É verdade que essa foi a atitude do Estado Novo que, como todos os regimes nacionalistas, tentou impor um culto religioso e temeroso dos símbolos, das bandeiras, dos hinos, das fardas e dos emblemas nacionais, ao mesmo tempo que atropelava os direitos do povo, mas nesse caso tratava-se de impor o medo, criando tabus cujos juízes eram os usurpadores. Esta atitude não tem sentido num país democrático. É tão ridículo o processo movido contra o estudante Élsio Menau, como o que foi aberto (mas logo fechado) contra Cavaco Silva e António Costa por terem içado a bandeira nacional de pernas para o ar no 5 de Outubro. Se, no último caso, se tratou de um acidente, no primeiro tratou-se não só de um acto de criação artística, mas de uma declaração política, em que se denuncia uma situação de absoluta indignidade e de risco de sobrevivência para o país. Portugal na forca é, apenas, um retrato do país. Pode não se concordar com a perspectiva ou não se gostar das cores usadas pelo artista, mas é apenas um retrato. Em que consiste o seu suposto atentado a valores essenciais? Em nada. Que prejuízos causa? Nenhum. O processo e julgamento contra o seu autor não pode ser considerado outra coisa que não um processo político, que pretende domesticar o protesto cívico – tantas vezes de mãos dadas com a liberdade artística. Um péssimo serviço à soberania e, pior ainda, à democracia.

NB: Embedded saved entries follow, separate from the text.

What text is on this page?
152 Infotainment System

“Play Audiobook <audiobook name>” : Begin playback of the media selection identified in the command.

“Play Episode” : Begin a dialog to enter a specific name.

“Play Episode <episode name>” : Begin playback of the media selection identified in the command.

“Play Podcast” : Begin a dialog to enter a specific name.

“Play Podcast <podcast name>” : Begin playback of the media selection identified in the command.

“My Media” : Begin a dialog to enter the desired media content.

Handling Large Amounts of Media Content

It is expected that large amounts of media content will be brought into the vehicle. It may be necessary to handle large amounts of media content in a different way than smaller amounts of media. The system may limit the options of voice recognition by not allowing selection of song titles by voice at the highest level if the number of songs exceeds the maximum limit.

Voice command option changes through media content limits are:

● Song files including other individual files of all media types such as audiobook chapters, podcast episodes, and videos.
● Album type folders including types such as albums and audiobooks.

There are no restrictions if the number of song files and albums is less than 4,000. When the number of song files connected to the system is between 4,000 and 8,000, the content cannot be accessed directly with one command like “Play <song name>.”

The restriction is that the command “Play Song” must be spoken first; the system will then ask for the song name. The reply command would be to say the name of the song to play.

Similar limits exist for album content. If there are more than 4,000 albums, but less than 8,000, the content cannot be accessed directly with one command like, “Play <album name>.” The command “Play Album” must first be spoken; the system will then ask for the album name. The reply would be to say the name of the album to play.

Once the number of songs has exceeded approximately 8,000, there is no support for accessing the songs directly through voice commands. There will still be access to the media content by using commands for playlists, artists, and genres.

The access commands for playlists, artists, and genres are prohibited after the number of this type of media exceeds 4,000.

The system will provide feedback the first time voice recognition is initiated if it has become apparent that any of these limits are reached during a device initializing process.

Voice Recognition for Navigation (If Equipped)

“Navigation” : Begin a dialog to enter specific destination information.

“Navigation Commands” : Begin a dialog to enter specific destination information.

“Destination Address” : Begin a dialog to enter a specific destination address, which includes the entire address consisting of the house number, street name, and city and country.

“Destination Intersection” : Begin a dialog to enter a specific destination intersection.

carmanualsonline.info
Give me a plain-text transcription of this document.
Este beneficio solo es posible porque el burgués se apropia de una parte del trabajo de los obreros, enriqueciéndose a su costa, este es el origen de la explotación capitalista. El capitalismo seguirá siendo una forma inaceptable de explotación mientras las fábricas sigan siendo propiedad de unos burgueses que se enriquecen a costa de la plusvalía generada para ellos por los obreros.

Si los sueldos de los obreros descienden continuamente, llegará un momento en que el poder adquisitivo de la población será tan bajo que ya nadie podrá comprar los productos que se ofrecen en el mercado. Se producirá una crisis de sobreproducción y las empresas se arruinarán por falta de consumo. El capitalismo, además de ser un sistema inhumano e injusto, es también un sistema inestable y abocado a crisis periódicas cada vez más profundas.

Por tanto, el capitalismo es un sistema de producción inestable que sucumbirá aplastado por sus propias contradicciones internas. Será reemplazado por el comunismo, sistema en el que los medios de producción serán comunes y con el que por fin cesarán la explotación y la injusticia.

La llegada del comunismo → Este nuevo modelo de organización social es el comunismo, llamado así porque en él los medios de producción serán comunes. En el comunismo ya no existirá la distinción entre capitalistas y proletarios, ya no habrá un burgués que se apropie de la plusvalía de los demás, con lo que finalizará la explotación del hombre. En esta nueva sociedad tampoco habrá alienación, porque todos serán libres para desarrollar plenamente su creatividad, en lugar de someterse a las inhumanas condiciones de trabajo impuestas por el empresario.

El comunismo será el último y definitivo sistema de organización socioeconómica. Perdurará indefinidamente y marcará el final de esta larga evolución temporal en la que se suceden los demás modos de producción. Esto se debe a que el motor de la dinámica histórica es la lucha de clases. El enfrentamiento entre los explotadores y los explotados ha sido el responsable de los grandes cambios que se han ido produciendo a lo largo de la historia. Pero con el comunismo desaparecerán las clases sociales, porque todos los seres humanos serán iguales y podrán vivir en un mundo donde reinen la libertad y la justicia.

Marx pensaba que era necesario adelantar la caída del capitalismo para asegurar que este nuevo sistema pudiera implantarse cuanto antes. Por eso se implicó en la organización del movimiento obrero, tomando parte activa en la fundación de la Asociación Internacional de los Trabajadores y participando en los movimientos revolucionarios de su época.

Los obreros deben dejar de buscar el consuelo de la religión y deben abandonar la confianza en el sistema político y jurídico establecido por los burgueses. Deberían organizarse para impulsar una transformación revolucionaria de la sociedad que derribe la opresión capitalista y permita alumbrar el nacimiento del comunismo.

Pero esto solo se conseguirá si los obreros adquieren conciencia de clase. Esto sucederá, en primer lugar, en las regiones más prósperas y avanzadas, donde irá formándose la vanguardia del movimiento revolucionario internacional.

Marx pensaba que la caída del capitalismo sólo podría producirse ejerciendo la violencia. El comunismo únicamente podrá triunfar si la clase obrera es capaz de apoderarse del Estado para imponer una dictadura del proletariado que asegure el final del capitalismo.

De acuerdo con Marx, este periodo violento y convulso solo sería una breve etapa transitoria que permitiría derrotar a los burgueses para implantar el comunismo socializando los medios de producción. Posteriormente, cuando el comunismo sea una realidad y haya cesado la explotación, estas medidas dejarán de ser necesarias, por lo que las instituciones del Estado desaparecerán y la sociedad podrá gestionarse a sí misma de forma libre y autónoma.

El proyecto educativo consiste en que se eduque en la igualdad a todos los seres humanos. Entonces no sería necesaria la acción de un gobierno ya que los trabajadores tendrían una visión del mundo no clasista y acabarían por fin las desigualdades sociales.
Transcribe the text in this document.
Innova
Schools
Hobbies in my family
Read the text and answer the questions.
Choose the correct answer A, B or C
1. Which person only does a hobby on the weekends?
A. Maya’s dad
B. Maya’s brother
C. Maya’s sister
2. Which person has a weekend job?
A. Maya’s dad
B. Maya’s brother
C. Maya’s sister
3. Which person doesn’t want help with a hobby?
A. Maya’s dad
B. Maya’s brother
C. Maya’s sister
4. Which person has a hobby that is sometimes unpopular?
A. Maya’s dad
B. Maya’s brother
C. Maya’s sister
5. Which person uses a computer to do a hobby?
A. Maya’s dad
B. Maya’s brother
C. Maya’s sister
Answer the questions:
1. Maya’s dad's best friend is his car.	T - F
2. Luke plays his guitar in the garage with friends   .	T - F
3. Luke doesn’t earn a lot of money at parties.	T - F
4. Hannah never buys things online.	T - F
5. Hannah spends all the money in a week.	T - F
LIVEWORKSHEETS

Os seus defensores sublinham que o estudante tratou a bandeira “com respeito” – e, de facto, é difícil ver aqui algum ultraje a alguém ou a algum valor moral –, mas a questão não é essa. A liberdade artística, que não é mais do que a liberdade de expressão, contém um valor que é socialmente superior ao “respeito” dos símbolos e das instituições. O “respeito” dos símbolos e das instituições não é mais do que uma imposição do statu quo, que está na base de todas as limitações de liberdade e da perpetuação de todas as opressões. O discurso dos direitos humanos sempre foi um discurso contra o “respeito” das autoridades instituídas e dos seus símbolos. É evidente que pode haver abusos da liberdade de expressão que sejam sentidos como uma agressão e que provoquem uma repulsa violenta generalizada, mas Portugal na forca não se encaixa nessa categoria. Tudo o que faz é obrigar-nos a discutir o país. E a reparar naquelas bandeirinhas de lapela que os governantes ostentam, com um sorriso descarado de impunidade.